Miniature World is the greatest little show on earth. Miniature World has over 80 different dioramas and each one is carved and painted by hand. The dioramas feature both fantasy and fiction and are created with the most exquisite detail. Some displays had thousands of pieces. There are old towns with the Canadian railway circulating around it, modern ones like London and even the Swiss Family Robinson. One diorama was a fantasy land of some of the most famous castles in Europe. Miniature World also proudly features two of the largest doll houses circa 1880 and a grand circus display.

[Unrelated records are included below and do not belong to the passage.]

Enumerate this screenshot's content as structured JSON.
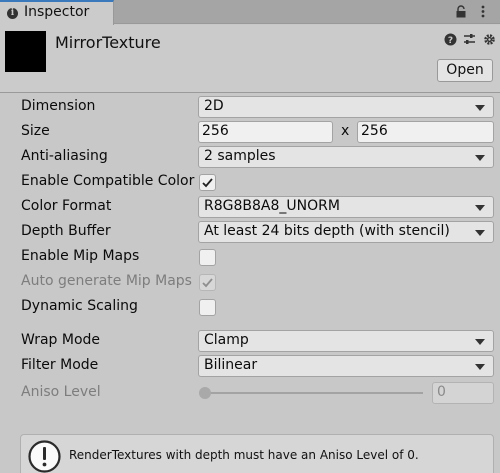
{
  "tab": {
    "label": "Inspector",
    "icon": "info-icon"
  },
  "header": {
    "object_name": "MirrorTexture",
    "open_label": "Open"
  },
  "fields": {
    "dimension": {
      "label": "Dimension",
      "value": "2D"
    },
    "size": {
      "label": "Size",
      "width": "256",
      "separator": "x",
      "height": "256"
    },
    "anti_aliasing": {
      "label": "Anti-aliasing",
      "value": "2 samples"
    },
    "enable_compatible_color": {
      "label": "Enable Compatible Color Format",
      "checked": true
    },
    "color_format": {
      "label": "Color Format",
      "value": "R8G8B8A8_UNORM"
    },
    "depth_buffer": {
      "label": "Depth Buffer",
      "value": "At least 24 bits depth (with stencil)"
    },
    "enable_mip_maps": {
      "label": "Enable Mip Maps",
      "checked": false
    },
    "auto_generate_mip_maps": {
      "label": "Auto generate Mip Maps",
      "checked": true,
      "disabled": true
    },
    "dynamic_scaling": {
      "label": "Dynamic Scaling",
      "checked": false
    },
    "wrap_mode": {
      "label": "Wrap Mode",
      "value": "Clamp"
    },
    "filter_mode": {
      "label": "Filter Mode",
      "value": "Bilinear"
    },
    "aniso_level": {
      "label": "Aniso Level",
      "value": "0",
      "disabled": true
    }
  },
  "help_message": "RenderTextures with depth must have an Aniso Level of 0."
}
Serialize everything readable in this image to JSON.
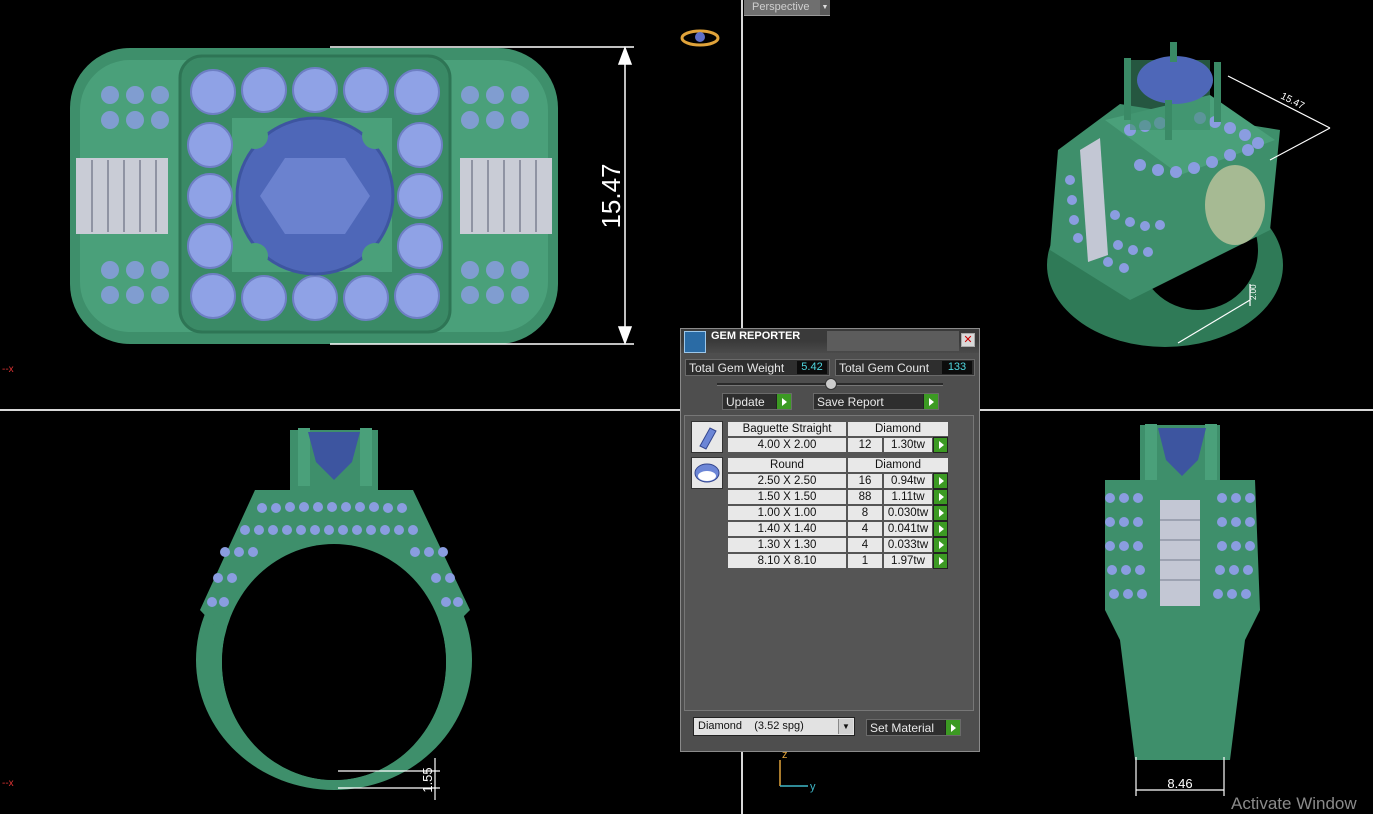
{
  "viewport": {
    "perspective_label": "Perspective",
    "axis_x": "x",
    "axis_z": "z",
    "axis_y": "y"
  },
  "dimensions": {
    "top_height": "15.47",
    "perspective_dim_1": "15.47",
    "perspective_dim_2": "2.00",
    "shank_thickness": "1.55",
    "side_width": "8.46"
  },
  "gem_reporter": {
    "title": "GEM REPORTER",
    "total_weight_label": "Total Gem Weight",
    "total_weight_value": "5.42",
    "total_count_label": "Total Gem Count",
    "total_count_value": "133",
    "update_label": "Update",
    "save_report_label": "Save Report",
    "groups": [
      {
        "shape": "Baguette Straight",
        "material": "Diamond",
        "icon": "baguette-gem-icon",
        "rows": [
          {
            "size": "4.00 X 2.00",
            "count": "12",
            "weight": "1.30tw"
          }
        ]
      },
      {
        "shape": "Round",
        "material": "Diamond",
        "icon": "round-gem-icon",
        "rows": [
          {
            "size": "2.50 X 2.50",
            "count": "16",
            "weight": "0.94tw"
          },
          {
            "size": "1.50 X 1.50",
            "count": "88",
            "weight": "1.11tw"
          },
          {
            "size": "1.00 X 1.00",
            "count": "8",
            "weight": "0.030tw"
          },
          {
            "size": "1.40 X 1.40",
            "count": "4",
            "weight": "0.041tw"
          },
          {
            "size": "1.30 X 1.30",
            "count": "4",
            "weight": "0.033tw"
          },
          {
            "size": "8.10 X 8.10",
            "count": "1",
            "weight": "1.97tw"
          }
        ]
      }
    ],
    "material_select": "Diamond    (3.52 spg)",
    "set_material_label": "Set Material"
  },
  "watermark": "Activate Window",
  "colors": {
    "background": "#000000",
    "metal": "#3e8f6b",
    "gem": "#8a9de0",
    "accent_green": "#3c9a23",
    "value_cyan": "#4fd7e0"
  }
}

Many of the dioramas have moving parts, light effects and even sound; some also have commentary provided. The whole museum is on one floor with wide enough isles for most wheelchairs. At the ticket counter there is an accessible gate for a wheelchair to enter the museum. Miniature World is located in the Empress Hotel. The hotel offers several handicapped public washroom facilities but none are located within the Miniature World exhibit area.
During the busiest season between May and September the museum is open from 9am to 9pm but closes at 5pm the rest of the year. Admission into the museum in 2011 started at $12.00 for adults and there were special rates for a family of 4 or more and for CAA/AAA members.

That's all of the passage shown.